If you now go to your terminal and run the development command: npm run dev instead of our previous command npx @11ty/eleventy --serve you should get both your Eleventy site build as well as your new stylesheet compiling. Go to the site and refresh and you should at least see that the browser default serif font has been replaced most likely with a sans serif fontface. Success!

Social sharing metadata

We can give Facebook, Twitter, Pinterest and LinkedIn (at least!) a bit of a helping hand with how our pages will look when shared on different platforms. First we'll need to add the right meta elements into our head include:

<meta property="og:site_name" content="{{ settings.sitename }}">
<meta property="og:title" content="{{ title }}">
<meta property="og:description" content="{{ description }}">
<meta property="og:type" content="website">
<meta property="og:image" content="{{ settings.domain }}/img/social/sharer.jpg">
<meta property="og:image:width" content="1280">
<meta property="og:image:height" content="800">
<meta property="og:image:alt" content="{{ description }}" />
<meta property="og:url" content="{{ settings.domain }}{{ page.url }}">
<meta property="article:published_time" content="{{ settings.lastupdated }}" />
<meta property="article:author" content="{{ settings.author }}" />
<meta name="twitter:card" content="summary_large_image">
<meta name="twitter:site" content="@{{ settings.xhandle }}">
<meta name="twitter:creator" content="@{{ settings.xhandle }}">

You might notice in there that we're pulling our domain name, sitename and our X handle from our settings.json global data file. You'll need to get an image and place it at /public/img/social/sharer.jpg too.

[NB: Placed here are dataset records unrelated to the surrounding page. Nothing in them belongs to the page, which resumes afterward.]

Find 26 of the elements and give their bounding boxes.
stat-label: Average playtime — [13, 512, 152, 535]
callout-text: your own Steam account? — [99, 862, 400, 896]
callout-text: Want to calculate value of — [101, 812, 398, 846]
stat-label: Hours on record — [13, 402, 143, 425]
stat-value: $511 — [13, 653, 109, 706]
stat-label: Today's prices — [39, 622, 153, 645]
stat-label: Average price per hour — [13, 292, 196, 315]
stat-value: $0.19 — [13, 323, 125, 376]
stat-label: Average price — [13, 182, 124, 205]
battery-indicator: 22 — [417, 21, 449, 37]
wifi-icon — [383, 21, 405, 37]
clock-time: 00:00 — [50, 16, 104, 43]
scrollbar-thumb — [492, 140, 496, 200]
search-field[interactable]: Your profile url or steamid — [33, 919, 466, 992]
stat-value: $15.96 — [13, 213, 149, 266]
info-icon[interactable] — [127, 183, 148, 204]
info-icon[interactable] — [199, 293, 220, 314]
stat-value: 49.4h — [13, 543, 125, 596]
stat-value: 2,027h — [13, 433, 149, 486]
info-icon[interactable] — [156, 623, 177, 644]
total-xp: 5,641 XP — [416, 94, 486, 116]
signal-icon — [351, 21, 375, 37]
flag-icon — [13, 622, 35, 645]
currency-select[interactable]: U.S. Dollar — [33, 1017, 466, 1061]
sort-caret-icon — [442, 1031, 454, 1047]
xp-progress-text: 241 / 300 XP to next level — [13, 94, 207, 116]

We can also update our footer's copyright message with the current year at build time with a nice little addition to our footer include and our Eleventy config file:

eleventyConfig.addShortcode('year', () => `${new Date().getFullYear()}`);

And in our footer file:

<footer>
    &copy; 1982 - {% year %}. Me! Because I made this.

    {% include 'social.njk' %}
</footer>

What else?

This is only scraping the surface of what Eleventy can do. There are other plugins to help expand your functionality out there, and you can always roll your own too.

If you're not a superfan of Nunjucks (not sure why that would ever happen, it's lovely!) then there's also plenty of choice of other ways to template for Eleventy too.